И денег все время просила. Клянчила, ныла: «Поль, нам не хватает! Подкинь, а, Полин?»
А я уже не ревела! Потому что так ее возненавидела… что сердце болело. От злости жгло под лопаткой. А может, и не сердце… А просто злость и тоска. И еще – обида. Такая, что…
Говорить не хочу. Страшновато. Это потом, много позже, я словно заледенела. Закаменела от обиды и боли. И все мне стало по барабану. Вот так.
И я ее не простила. Ни разу. Просто заморозилась как Снежная королева – сердце из льда и душа пустая.
В школе меня не любили. Была я неразговорчива, нелюдима, близко ни с кем не сходилась. Я стеснялась. Стеснялась своего одиночества, своей матери, которая бросила меня…
Училась я хорошо. Но особого интереса к учебе не было. Пока не появился Захар Ильич.
Захар Ильич пришел к нам в пятом классе. Учитель русского и литературы. Пожилой мужчина с сиплым, прокуренным голосом. Был он коренным питерцем, волей судьбы занесенным в наши пенаты.
И этого хилого, невысокого, тихого мужичка все полюбили мгновенно. Он был человек, наш учитель. Он нас уважал.

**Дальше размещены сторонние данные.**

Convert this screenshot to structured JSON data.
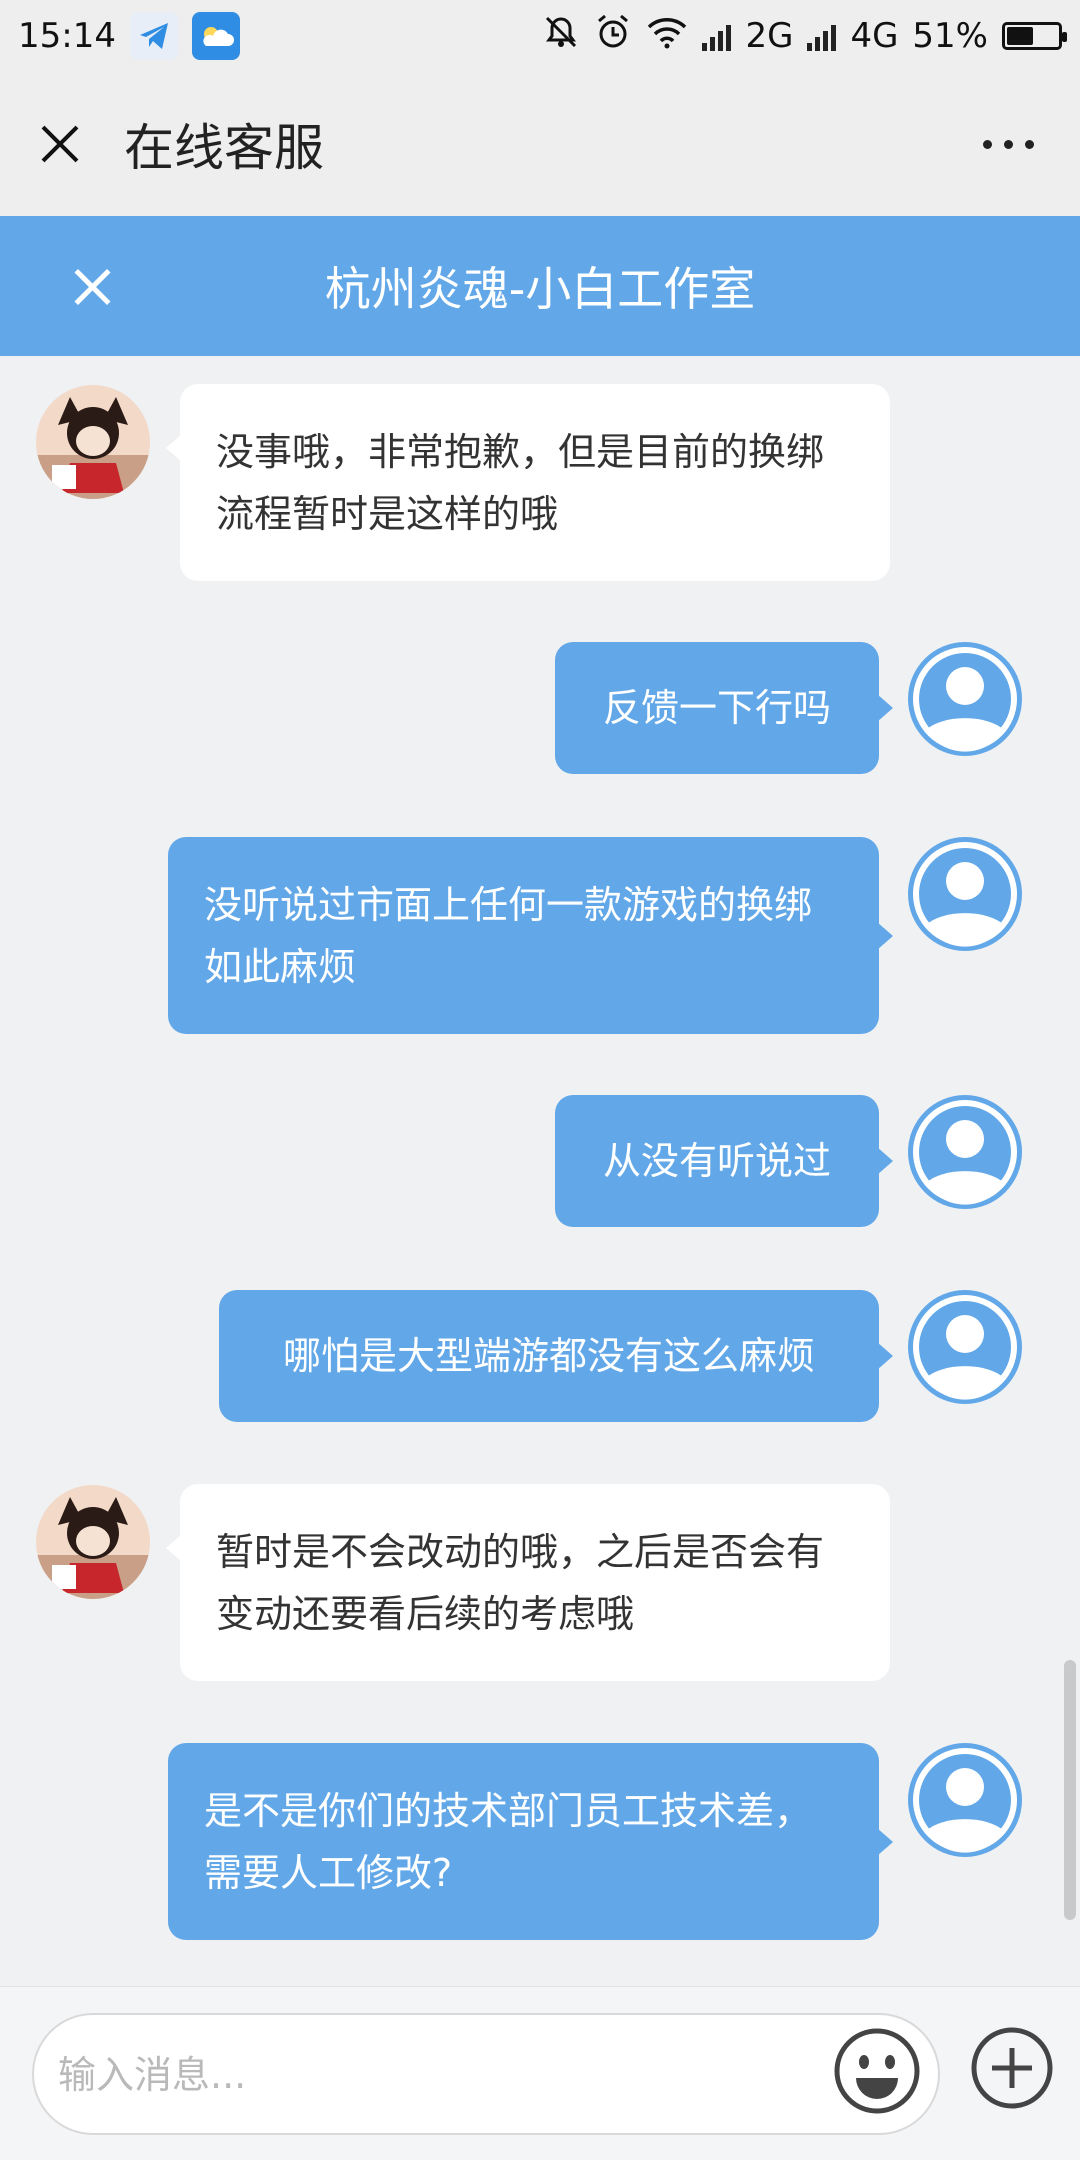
{
  "status_bar": {
    "time": "15:14",
    "network_1": "2G",
    "network_2": "4G",
    "battery_percent": "51%",
    "battery_level": 0.51,
    "icons": [
      "telegram-app-icon",
      "weather-app-icon",
      "mute-icon",
      "alarm-icon",
      "wifi-icon",
      "signal-icon",
      "battery-icon"
    ]
  },
  "header": {
    "title": "在线客服",
    "close_icon": "close-icon",
    "more_icon": "more-icon"
  },
  "banner": {
    "title": "杭州炎魂-小白工作室",
    "close_icon": "close-icon"
  },
  "messages": [
    {
      "from": "agent",
      "text": "没事哦，非常抱歉，但是目前的换绑流程暂时是这样的哦"
    },
    {
      "from": "user",
      "text": "反馈一下行吗"
    },
    {
      "from": "user",
      "text": "没听说过市面上任何一款游戏的换绑如此麻烦"
    },
    {
      "from": "user",
      "text": "从没有听说过"
    },
    {
      "from": "user",
      "text": "哪怕是大型端游都没有这么麻烦"
    },
    {
      "from": "agent",
      "text": "暂时是不会改动的哦，之后是否会有变动还要看后续的考虑哦"
    },
    {
      "from": "user",
      "text": "是不是你们的技术部门员工技术差，需要人工修改?"
    }
  ],
  "input": {
    "placeholder": "输入消息...",
    "value": ""
  },
  "colors": {
    "accent": "#62a8e8",
    "background": "#f0f1f3",
    "agent_bubble": "#ffffff"
  }
}
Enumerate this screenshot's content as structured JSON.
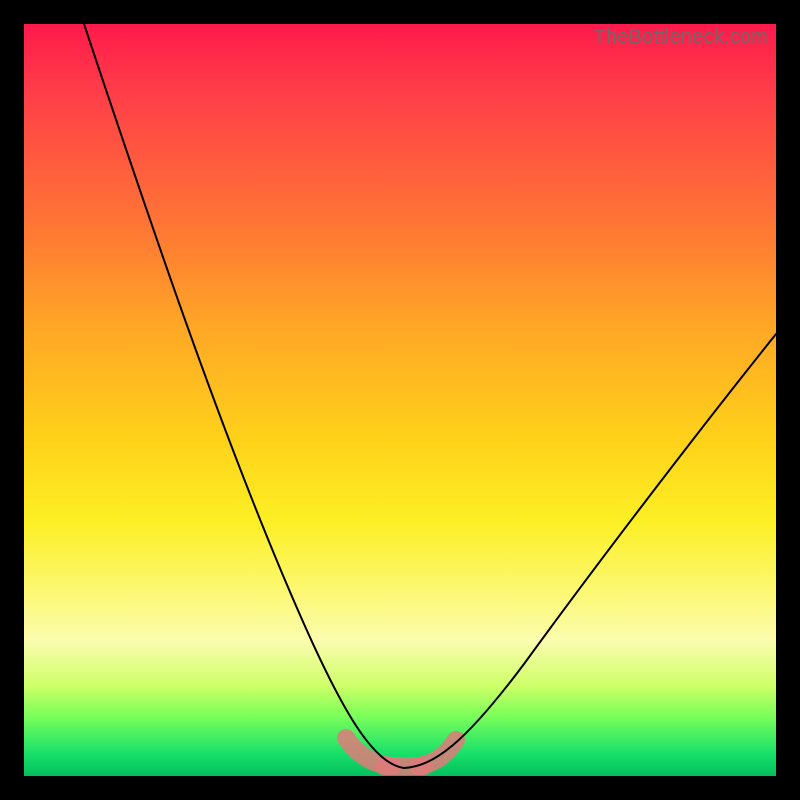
{
  "watermark": "TheBottleneck.com",
  "colors": {
    "frame": "#000000",
    "curve_stroke": "#000000",
    "basin_marker": "#e07a7a",
    "gradient_top": "#ff1a4b",
    "gradient_bottom": "#03c05c"
  },
  "chart_data": {
    "type": "line",
    "title": "",
    "xlabel": "",
    "ylabel": "",
    "xlim": [
      0,
      100
    ],
    "ylim": [
      0,
      100
    ],
    "legend": false,
    "grid": false,
    "annotations": [
      {
        "text": "TheBottleneck.com",
        "position": "top-right"
      }
    ],
    "series": [
      {
        "name": "bottleneck-curve",
        "x": [
          8,
          13,
          18,
          23,
          28,
          33,
          38,
          42,
          46,
          48,
          50,
          52,
          55,
          60,
          66,
          74,
          82,
          90,
          100
        ],
        "values": [
          100,
          82,
          65,
          49,
          35,
          23,
          13,
          6,
          2,
          0.5,
          0.5,
          1,
          4,
          10,
          18,
          28,
          38,
          48,
          60
        ]
      }
    ],
    "markers": [
      {
        "name": "basin-left",
        "x": 44,
        "y": 3
      },
      {
        "name": "basin-center",
        "x": 49,
        "y": 0.5
      },
      {
        "name": "basin-right",
        "x": 54,
        "y": 2
      }
    ]
  }
}
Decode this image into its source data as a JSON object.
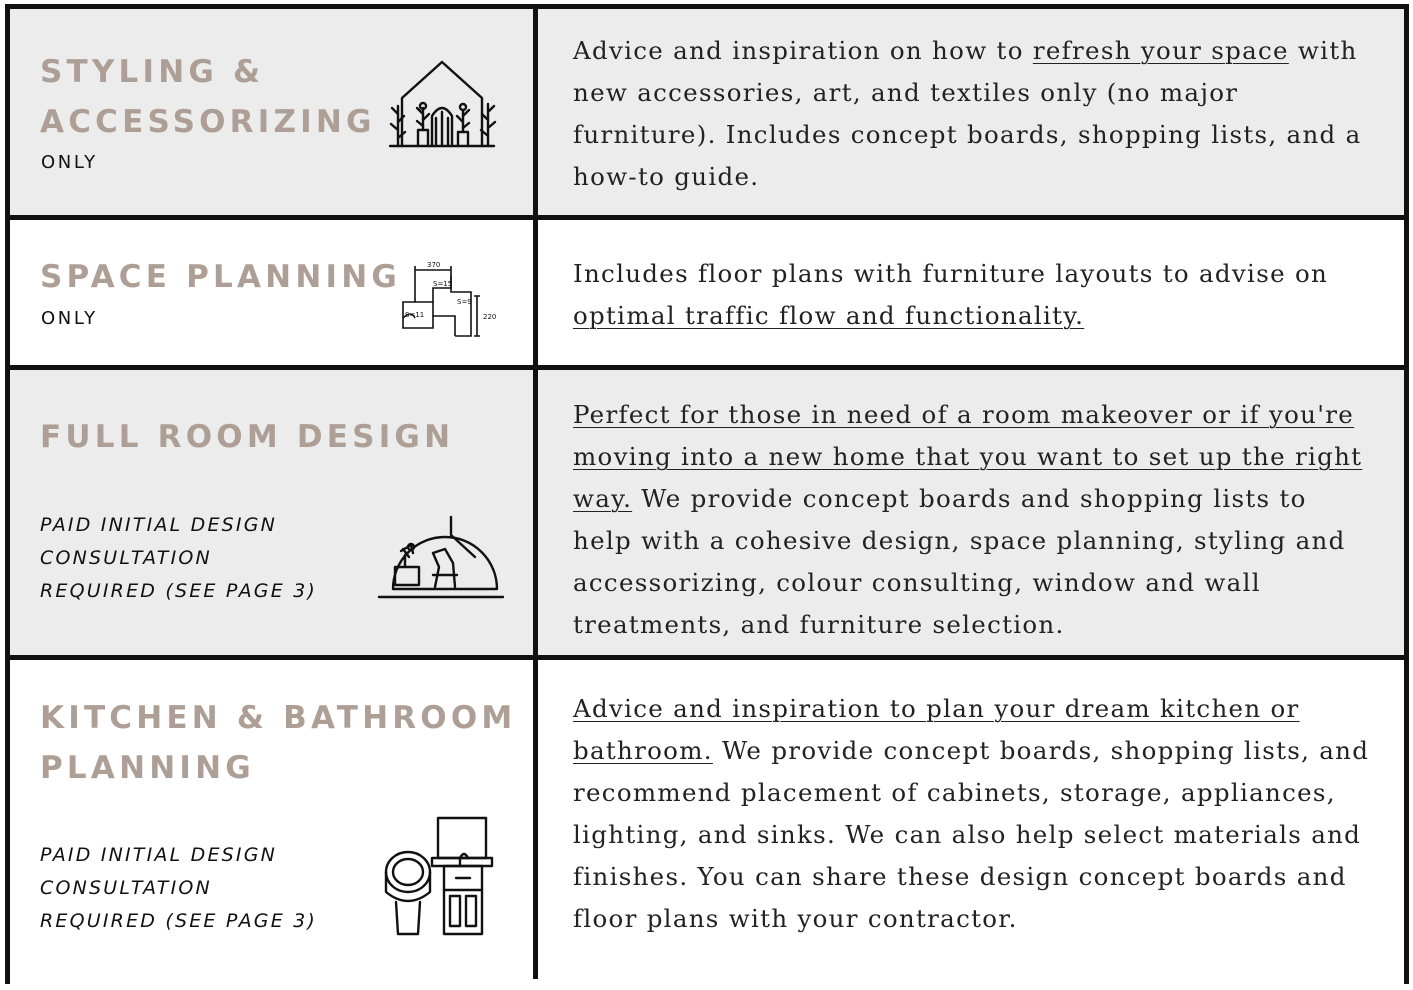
{
  "rows": [
    {
      "title_line1": "STYLING &",
      "title_line2": "ACCESSORIZING",
      "qualifier": "ONLY",
      "icon": "house-plants-icon",
      "desc_pre": "Advice and inspiration on how to ",
      "desc_link": "refresh your space",
      "desc_post": " with new accessories, art, and textiles only (no major furniture). Includes concept boards, shopping lists, and a how-to guide."
    },
    {
      "title_line1": "SPACE PLANNING",
      "qualifier": "ONLY",
      "icon": "floor-plan-icon",
      "plan_labels": [
        "370",
        "S=15",
        "S=9",
        "S=11",
        "220"
      ],
      "desc_pre": "Includes floor plans with furniture layouts to advise on ",
      "desc_link": "optimal traffic flow and functionality."
    },
    {
      "title_line1": "FULL ROOM DESIGN",
      "note_lines": [
        "PAID INITIAL DESIGN",
        "CONSULTATION",
        "REQUIRED (SEE PAGE 3)"
      ],
      "icon": "room-chair-icon",
      "desc_link": "Perfect for those in need of a room makeover or if you're moving into a new home that you want to set up the right way.",
      "desc_post": " We provide concept boards and shopping lists to help with a cohesive design, space planning, styling and accessorizing, colour consulting, window and wall treatments, and furniture selection."
    },
    {
      "title_line1": "KITCHEN & BATHROOM",
      "title_line2": "PLANNING",
      "note_lines": [
        "PAID INITIAL DESIGN",
        "CONSULTATION",
        "REQUIRED (SEE PAGE 3)"
      ],
      "icon": "bathroom-toilet-vanity-icon",
      "desc_link": "Advice and inspiration to plan your dream kitchen or bathroom.",
      "desc_post": " We provide concept boards, shopping lists, and recommend placement of cabinets, storage, appliances, lighting, and sinks. We can also help select materials and finishes. You can share these design concept boards and floor plans with your contractor."
    }
  ],
  "colors": {
    "title": "#ad9f95",
    "shaded_row": "#ececec",
    "border": "#111111"
  }
}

Тихим голосом он рассказывал нам то, о чем, думаю, не знали и многие взрослые. Биографии любимых писателей и поэтов он знал досконально. Маяковский, Есенин, Блок, Гумилев и Ахматова. Он обожал поэзию и старался привить эту любовь и нам – простым, деревенским, туповатым и ленивым подросткам.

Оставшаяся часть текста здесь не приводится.